EgyptFeatures/Interviews

Workers and farmers try their hand at constitution writing

In Shamma, a small village north of Cairo in Monufiya Governorate, about a hundred farmers gathered eagerly last Monday at a local youth center to discuss their dreams for Egypt’s future and what rights they hope the post-revolution constitution will protect, from public services to social security.

The meeting is part of a grassroots initiative called “Workers and Farmers Write the Constitution,” which aims at drafting a bill for social and economic rights to be proposed to Parliament and to the constituent assembly responsible for drafting Egypt’s new constitution.

“The constitution is not only about voting in the referendum at the end, but also about how we can live with dignity,” said Khaled Ali, director of the Egyptian Center for Economic and Social Rights (ECESR), addressing the crowd of farmers.

“All that we dream of is a real opportunity for education, for employment, for healthcare. Why we can’t have these three main needs now? Because businessmen used to rule us and put laws in place that serve their interests,” he said.

Ali explained the meaning of the constitution, asking, “Can I write the terms of a contract between you and me and then announce it without you having a say in it? And then you become liable to that contract? The constitution contains your rights and obligations, and that’s why you have to participate in writing it.”

The initiative, which aims to replicate South Africa’s experience in writing its 1955 Freedom Charter, includes 19 labor unions, syndicates and civil society organizations. It was launched by the Federation of Independent Trade Union, Egyptian Farmers Union, the Egyptian Center for Economic and Social Rights and the Egyptian Committee for the Protection of Labor Rights on 30 December 2011.

Since then, the organizers have been travelling the country, meeting with farmers, factory workers, craftsmen, fishermen and others, to ask about their problems and demands.

In South Africa, before the people voted on the 1955 Freedom Charter, 50,000 volunteers interviewed the population by asking one simple question: “What is the South Africa that you dream of?” Answers were compiled and sent to elected committees in each district, which were then sent to other committees at the provincial level. The committees put the answers in the form of a list of demands and gave them to constitutional experts who drafted the charter.
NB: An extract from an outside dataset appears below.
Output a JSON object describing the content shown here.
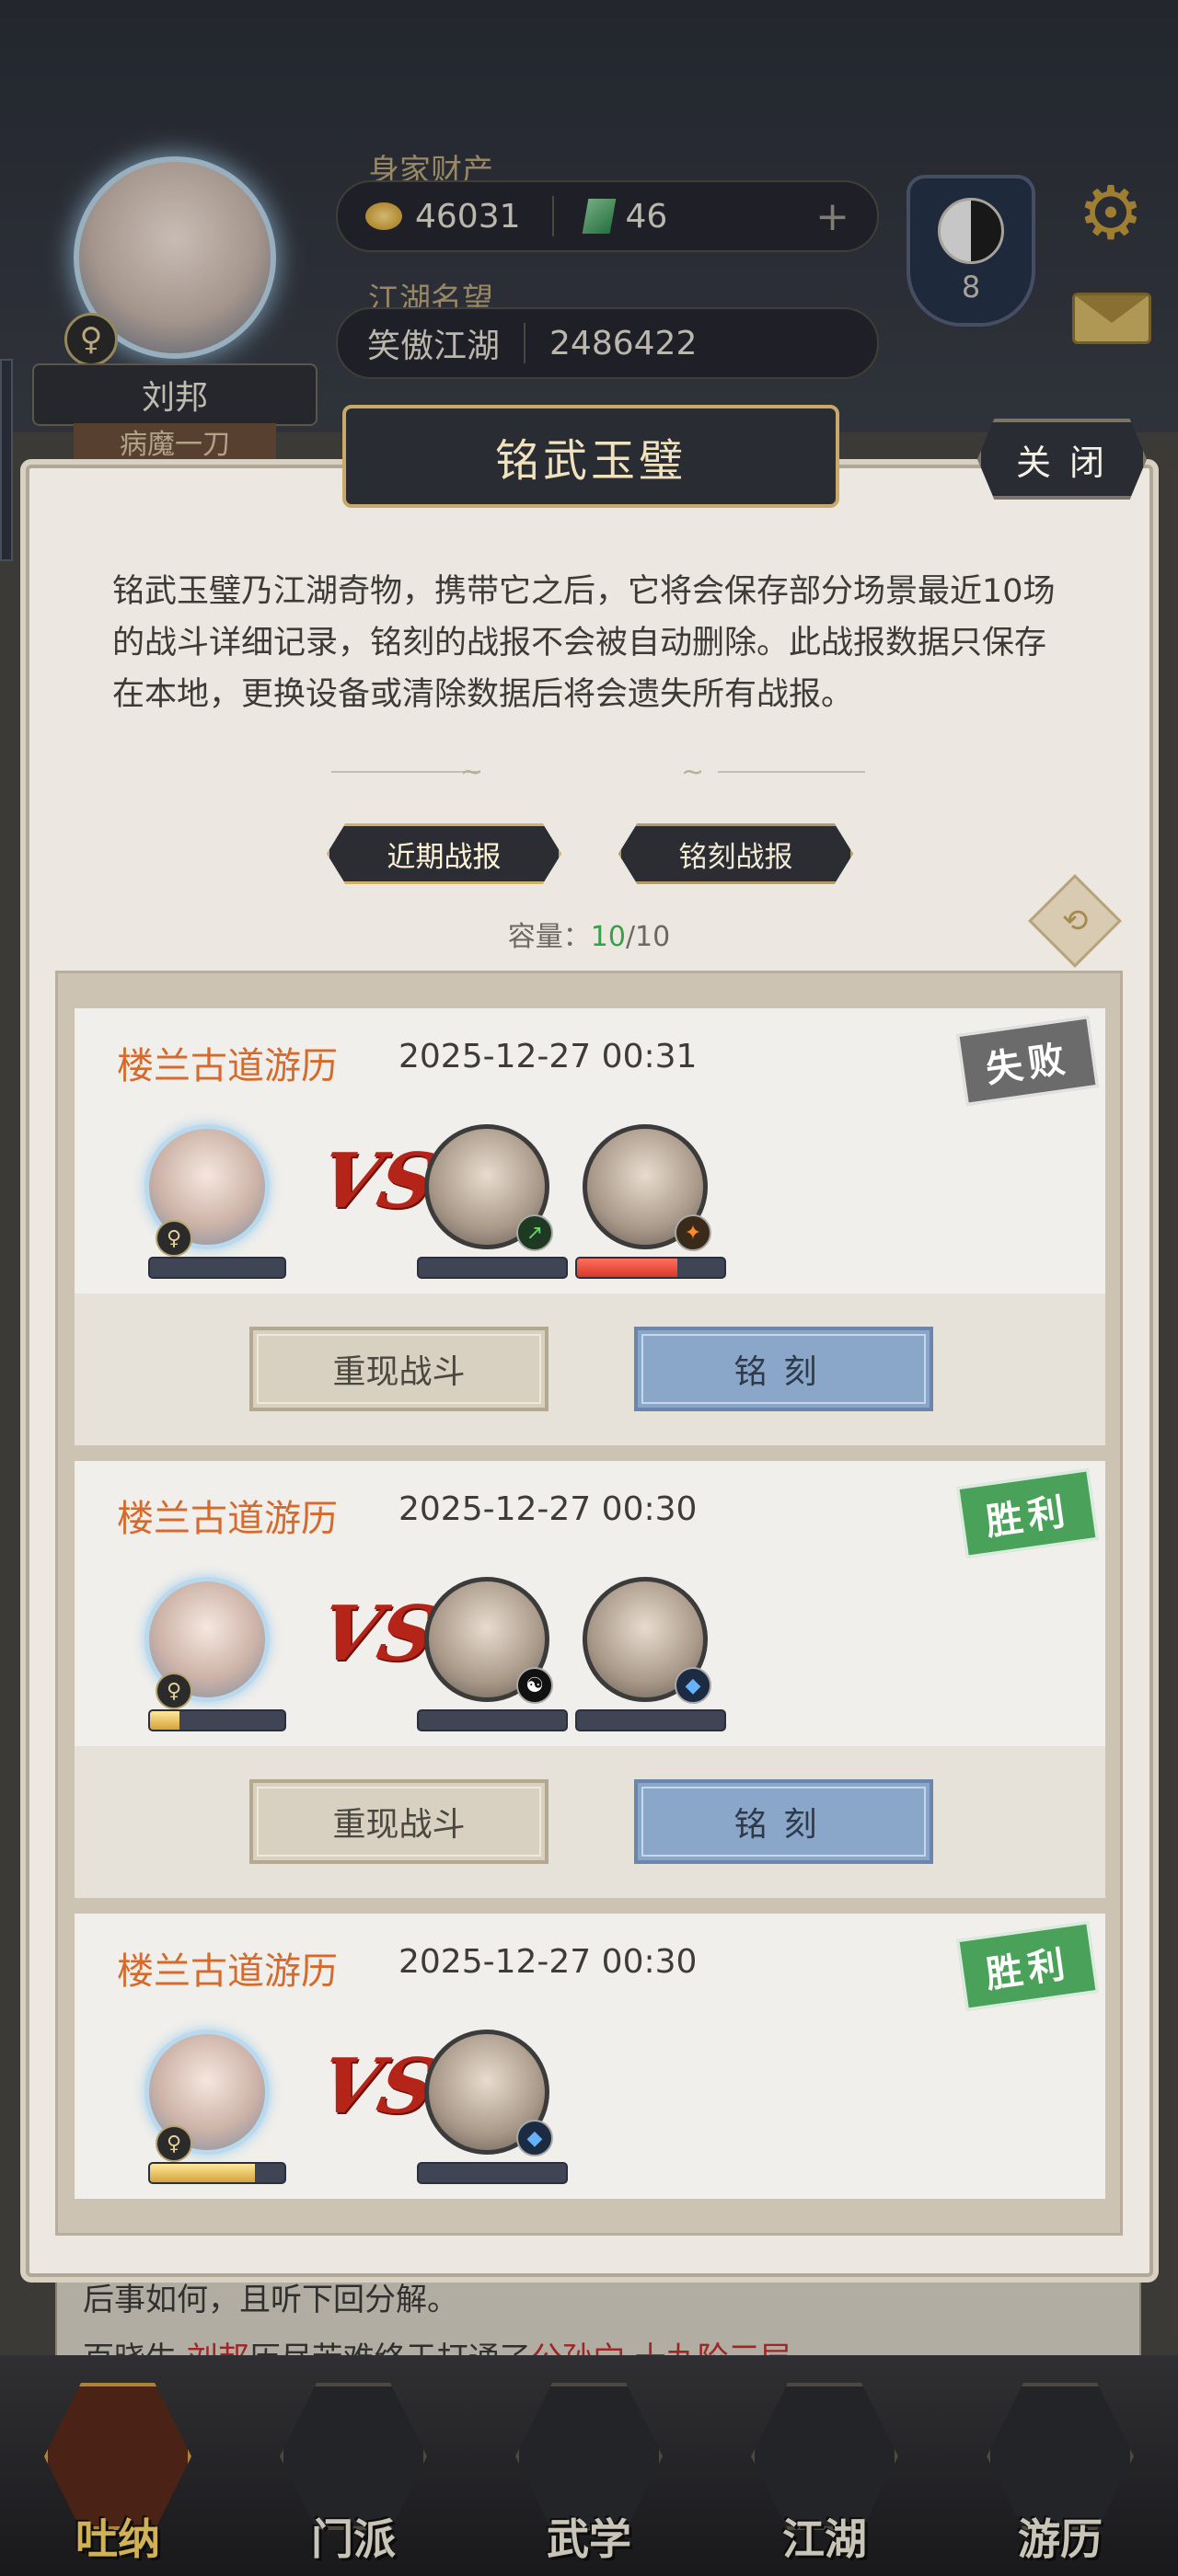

“We don’t want to rely on a group of experts to say what the economic and social rights the constitution should state. It’s important after the revolution that we start talking about populating the law making process. The people have to be an integral part in drafting laws, and most importantly the constitution,” Nadeem Mansour, executive manager of ECESR, told Egypt Independent.

According to Egypt’s constitutional declaration, adopted last march by the Supreme Council of the Armed Forces, the newly-elected Parliament is set to form a 100-member constituent assembly that will tasked with drafting the country’s constitution. However, it still remains unclear how exactly the process of consultations with different societal groups will take place.

After the organizers introduced the idea to the farmers, each participant started to talk about problems he faces in his work and daily life, as well as economic and social issues. At the end of each meeting, the participants answered a survey consisting of one question: “Write your dreams and demands, regardless of how simple they are. This country is ours, and it is us who will protect it and we will say how we wish it to be.”

According to Mansour, a group of people sort out these demands and divide them into topics. For example, demands could be categorized as: issues related to healthcare, education, working conditions, pensions, social security, etc. At the end, there will be a technical committee composed of legal and constitutional experts, as well as labor and farmers’ leaders, to phrase the demands technically into a draft bill that will then be approved by the workers and farmers before it is submitted to the constituent assembly, he said.

Mansour added that they will start lobbying MPs, political parties and members of the constituent assembly to endorse the bill as soon as a first draft is ready. However, there is no guarantee that the constituent assembly will approve the bill. 

Yasser Abu Shanab, one of the farmers from Shamma, talked about local problems, including a group of ceramic traders blocking a canal. According to him, they bribe government employees to buy their silence so that they aren’t fined for their violations.

Shanab also complained about expensive pesticides and their effectiveness as well as the monopoly over the market of potato seeds by one man in the country who controls the prices.

Another farmer, Hamdy Tahoun, said that he suffers every day from the bad conditions of the train and unavailability of seats as he commutes to work.

Although these problems may sound very specific to the village, they actually are rampant in the country and have elements that can be included in the economic and social rights’ bill, said Ali.

For example, the train problem falls under the chapter of Provision of Social and Cultural Services in the preliminary document ECESR prepared, in which one article says that “the state provides health services, education, drinking water and sanitation, transportation…etc. in rural areas to ensure they meet the basic needs of citizens.

“If the owners of the constitution don’t participate in its drafting, then it’s useless. We have to be the decision makers because this is our life,” said Nahed Marzouk, a member in the trade union of the Egyptian Fertilizers Company in Suez who attended one of the meetings.